2 Gedanken zu „FILMTIPP #7: THE SHAWSHANK REDEMPTION/ DIE VERURTEILTEN VON FRANK DARABONT (USA 1994). NETFLIX.“
Wie hieß die Oper, in der die die zwei Damen sangen. Alle sahen zum Himmel? Es ist ein schönes Duett. Wer kann mir da helfen?
Hallo Karl-Heinz, wir haben uns die Szene nochmal angeschaut. Man sieht kurz das Cover: La Nozze die Figaro, also Figaros Hochzeit vom guten alten Wolfgang Amadeus.

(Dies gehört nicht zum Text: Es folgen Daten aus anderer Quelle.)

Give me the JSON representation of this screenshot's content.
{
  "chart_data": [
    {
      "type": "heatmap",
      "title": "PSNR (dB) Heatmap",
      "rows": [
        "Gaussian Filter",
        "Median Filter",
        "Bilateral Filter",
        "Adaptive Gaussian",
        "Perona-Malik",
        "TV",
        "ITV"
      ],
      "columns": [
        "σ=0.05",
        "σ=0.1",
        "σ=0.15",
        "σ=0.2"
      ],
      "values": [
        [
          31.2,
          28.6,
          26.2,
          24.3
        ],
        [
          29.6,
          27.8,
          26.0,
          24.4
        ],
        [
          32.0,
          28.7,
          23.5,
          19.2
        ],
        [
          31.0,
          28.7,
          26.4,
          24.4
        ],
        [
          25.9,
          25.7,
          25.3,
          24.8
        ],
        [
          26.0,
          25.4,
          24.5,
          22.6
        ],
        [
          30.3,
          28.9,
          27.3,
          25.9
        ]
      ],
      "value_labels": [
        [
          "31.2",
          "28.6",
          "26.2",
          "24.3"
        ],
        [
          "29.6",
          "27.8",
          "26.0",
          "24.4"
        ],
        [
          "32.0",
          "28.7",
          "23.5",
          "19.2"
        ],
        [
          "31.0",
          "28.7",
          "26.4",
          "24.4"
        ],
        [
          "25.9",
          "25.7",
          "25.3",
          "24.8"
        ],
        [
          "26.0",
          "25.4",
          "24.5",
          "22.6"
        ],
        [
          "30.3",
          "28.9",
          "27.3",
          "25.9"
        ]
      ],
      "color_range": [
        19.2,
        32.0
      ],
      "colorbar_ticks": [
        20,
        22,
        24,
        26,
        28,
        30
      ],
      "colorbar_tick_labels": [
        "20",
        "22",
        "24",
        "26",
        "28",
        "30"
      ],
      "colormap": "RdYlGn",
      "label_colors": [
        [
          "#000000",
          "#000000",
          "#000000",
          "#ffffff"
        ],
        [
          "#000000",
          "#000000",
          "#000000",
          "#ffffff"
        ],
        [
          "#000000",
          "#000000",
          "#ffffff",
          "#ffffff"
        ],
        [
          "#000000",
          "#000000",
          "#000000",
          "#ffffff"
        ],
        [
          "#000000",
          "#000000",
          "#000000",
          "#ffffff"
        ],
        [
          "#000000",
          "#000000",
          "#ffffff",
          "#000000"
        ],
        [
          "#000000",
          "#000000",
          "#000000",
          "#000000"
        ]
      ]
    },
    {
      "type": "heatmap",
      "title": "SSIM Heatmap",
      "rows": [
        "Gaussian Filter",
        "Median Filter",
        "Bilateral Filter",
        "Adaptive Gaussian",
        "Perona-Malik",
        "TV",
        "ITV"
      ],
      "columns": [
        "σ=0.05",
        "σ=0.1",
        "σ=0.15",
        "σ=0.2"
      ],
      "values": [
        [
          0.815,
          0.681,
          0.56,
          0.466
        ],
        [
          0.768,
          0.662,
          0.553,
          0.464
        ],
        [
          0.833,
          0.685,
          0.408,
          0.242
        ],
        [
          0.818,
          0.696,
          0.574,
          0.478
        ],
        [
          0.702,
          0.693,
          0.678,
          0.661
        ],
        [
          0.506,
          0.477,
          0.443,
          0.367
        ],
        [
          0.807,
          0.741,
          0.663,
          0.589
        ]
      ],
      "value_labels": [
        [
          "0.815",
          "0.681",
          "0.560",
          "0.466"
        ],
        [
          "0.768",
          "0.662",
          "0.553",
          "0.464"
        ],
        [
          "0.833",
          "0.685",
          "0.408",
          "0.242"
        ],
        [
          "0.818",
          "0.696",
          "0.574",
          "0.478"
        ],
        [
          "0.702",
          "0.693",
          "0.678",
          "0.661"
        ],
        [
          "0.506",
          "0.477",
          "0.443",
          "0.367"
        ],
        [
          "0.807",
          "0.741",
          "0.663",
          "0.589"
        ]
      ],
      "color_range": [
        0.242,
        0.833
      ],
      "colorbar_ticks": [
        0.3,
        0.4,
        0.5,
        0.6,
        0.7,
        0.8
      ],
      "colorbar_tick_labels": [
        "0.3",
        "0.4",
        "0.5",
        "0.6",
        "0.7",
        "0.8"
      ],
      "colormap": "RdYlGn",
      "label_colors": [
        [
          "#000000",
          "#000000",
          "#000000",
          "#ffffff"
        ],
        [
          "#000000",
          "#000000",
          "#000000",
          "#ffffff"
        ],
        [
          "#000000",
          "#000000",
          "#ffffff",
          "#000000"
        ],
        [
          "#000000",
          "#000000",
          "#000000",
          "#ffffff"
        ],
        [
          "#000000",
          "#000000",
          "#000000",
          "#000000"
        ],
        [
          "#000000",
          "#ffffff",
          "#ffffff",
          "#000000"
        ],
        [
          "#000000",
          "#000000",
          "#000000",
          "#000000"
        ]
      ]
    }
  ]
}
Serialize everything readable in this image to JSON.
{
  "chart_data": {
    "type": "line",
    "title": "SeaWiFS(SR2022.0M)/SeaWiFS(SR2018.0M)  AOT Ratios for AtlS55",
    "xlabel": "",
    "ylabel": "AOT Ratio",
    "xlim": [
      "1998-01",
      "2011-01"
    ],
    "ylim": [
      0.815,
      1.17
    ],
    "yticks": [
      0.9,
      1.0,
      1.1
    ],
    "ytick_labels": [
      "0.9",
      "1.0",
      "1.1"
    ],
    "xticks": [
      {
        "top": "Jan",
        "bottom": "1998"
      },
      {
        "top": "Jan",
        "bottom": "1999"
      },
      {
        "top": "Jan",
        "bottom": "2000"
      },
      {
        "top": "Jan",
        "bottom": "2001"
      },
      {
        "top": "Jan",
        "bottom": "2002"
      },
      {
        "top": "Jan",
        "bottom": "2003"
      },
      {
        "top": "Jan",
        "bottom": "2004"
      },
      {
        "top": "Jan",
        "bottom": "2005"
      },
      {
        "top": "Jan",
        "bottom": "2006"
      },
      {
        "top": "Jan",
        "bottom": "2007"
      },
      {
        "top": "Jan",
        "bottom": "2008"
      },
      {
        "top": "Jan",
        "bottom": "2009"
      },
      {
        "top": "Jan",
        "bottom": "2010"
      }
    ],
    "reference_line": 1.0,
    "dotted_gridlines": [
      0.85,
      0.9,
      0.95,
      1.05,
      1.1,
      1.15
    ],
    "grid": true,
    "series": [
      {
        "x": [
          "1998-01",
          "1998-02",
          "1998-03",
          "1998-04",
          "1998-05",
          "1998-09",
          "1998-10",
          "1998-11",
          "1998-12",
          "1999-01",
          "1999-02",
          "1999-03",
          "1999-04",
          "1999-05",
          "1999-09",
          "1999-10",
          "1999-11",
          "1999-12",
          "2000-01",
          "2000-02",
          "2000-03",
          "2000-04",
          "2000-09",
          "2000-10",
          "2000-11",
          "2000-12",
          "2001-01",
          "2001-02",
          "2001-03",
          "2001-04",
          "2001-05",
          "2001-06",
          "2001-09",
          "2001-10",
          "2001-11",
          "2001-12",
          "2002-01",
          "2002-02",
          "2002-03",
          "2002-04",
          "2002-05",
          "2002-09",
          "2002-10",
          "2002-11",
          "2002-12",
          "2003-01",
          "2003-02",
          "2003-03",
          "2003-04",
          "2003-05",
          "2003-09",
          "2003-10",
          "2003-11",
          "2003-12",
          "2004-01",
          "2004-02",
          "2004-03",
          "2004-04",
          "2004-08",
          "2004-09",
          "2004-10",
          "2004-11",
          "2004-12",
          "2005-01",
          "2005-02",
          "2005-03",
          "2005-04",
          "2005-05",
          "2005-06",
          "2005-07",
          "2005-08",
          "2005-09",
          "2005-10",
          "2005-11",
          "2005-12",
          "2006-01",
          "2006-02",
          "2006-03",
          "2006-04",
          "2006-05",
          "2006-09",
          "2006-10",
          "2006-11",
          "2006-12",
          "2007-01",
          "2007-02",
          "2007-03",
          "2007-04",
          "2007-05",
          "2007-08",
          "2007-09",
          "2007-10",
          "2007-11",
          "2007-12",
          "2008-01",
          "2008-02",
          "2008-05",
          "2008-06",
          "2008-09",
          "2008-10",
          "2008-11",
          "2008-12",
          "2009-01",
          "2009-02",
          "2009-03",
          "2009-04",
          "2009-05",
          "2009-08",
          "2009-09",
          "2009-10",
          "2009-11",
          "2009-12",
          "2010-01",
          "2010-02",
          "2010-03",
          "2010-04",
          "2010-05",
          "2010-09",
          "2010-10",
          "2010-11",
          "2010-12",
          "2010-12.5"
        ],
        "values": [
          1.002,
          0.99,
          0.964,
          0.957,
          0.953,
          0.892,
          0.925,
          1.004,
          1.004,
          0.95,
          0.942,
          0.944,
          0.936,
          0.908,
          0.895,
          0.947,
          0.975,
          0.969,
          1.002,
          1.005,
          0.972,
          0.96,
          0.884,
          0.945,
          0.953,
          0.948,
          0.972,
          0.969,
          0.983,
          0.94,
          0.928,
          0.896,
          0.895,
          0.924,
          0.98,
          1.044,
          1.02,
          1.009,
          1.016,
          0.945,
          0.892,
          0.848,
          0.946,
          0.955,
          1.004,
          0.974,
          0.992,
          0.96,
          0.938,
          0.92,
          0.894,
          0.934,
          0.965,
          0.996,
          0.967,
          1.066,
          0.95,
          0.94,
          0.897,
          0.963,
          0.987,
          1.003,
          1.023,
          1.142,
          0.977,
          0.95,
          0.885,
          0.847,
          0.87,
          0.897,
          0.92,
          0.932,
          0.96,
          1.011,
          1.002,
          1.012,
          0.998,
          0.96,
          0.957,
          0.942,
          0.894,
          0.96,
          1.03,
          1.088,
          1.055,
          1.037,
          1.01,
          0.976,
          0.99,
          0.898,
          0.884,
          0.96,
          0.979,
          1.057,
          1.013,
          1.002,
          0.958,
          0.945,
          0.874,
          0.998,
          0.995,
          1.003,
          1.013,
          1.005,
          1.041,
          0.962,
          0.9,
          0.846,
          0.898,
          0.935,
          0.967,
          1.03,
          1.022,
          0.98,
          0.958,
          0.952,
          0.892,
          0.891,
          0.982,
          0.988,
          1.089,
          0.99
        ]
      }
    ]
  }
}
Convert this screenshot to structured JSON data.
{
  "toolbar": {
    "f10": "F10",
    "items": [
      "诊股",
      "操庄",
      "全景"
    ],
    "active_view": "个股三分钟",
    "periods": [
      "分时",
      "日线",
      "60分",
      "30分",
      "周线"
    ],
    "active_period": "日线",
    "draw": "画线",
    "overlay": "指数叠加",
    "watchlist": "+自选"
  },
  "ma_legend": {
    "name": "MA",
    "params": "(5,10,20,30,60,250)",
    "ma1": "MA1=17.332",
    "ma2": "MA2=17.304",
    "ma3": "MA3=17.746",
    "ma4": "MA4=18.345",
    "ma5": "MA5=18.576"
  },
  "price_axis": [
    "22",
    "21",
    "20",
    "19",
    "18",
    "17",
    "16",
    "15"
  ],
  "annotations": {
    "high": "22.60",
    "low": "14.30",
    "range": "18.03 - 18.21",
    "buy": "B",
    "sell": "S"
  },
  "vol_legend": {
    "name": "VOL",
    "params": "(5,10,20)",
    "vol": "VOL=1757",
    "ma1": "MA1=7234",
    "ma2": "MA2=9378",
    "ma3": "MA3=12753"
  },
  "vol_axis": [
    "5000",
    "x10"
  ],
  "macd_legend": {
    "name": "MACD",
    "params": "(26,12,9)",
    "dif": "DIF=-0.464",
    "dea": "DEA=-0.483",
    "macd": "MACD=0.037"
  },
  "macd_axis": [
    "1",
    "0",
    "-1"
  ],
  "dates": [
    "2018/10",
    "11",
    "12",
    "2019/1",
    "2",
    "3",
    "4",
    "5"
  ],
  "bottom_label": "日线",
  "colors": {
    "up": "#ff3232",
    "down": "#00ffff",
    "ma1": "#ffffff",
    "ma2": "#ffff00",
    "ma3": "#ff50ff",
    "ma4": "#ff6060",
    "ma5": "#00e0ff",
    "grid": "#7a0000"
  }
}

Es gibt dazu einen guten Artikel bei https://operawire.com/opera-meets-film-what-the-iconic-scene-from-the-shawshank-redemption-says-about-operas-greatest-power/. Da erfährst Du auch den Titel der Arie.
Man kann gar nicht genug Mozart hören in pandemischen Zeiten wie diesen – aber bald haben wir es ja geschafft und dann sehen wir uns bei den Filmfreunden?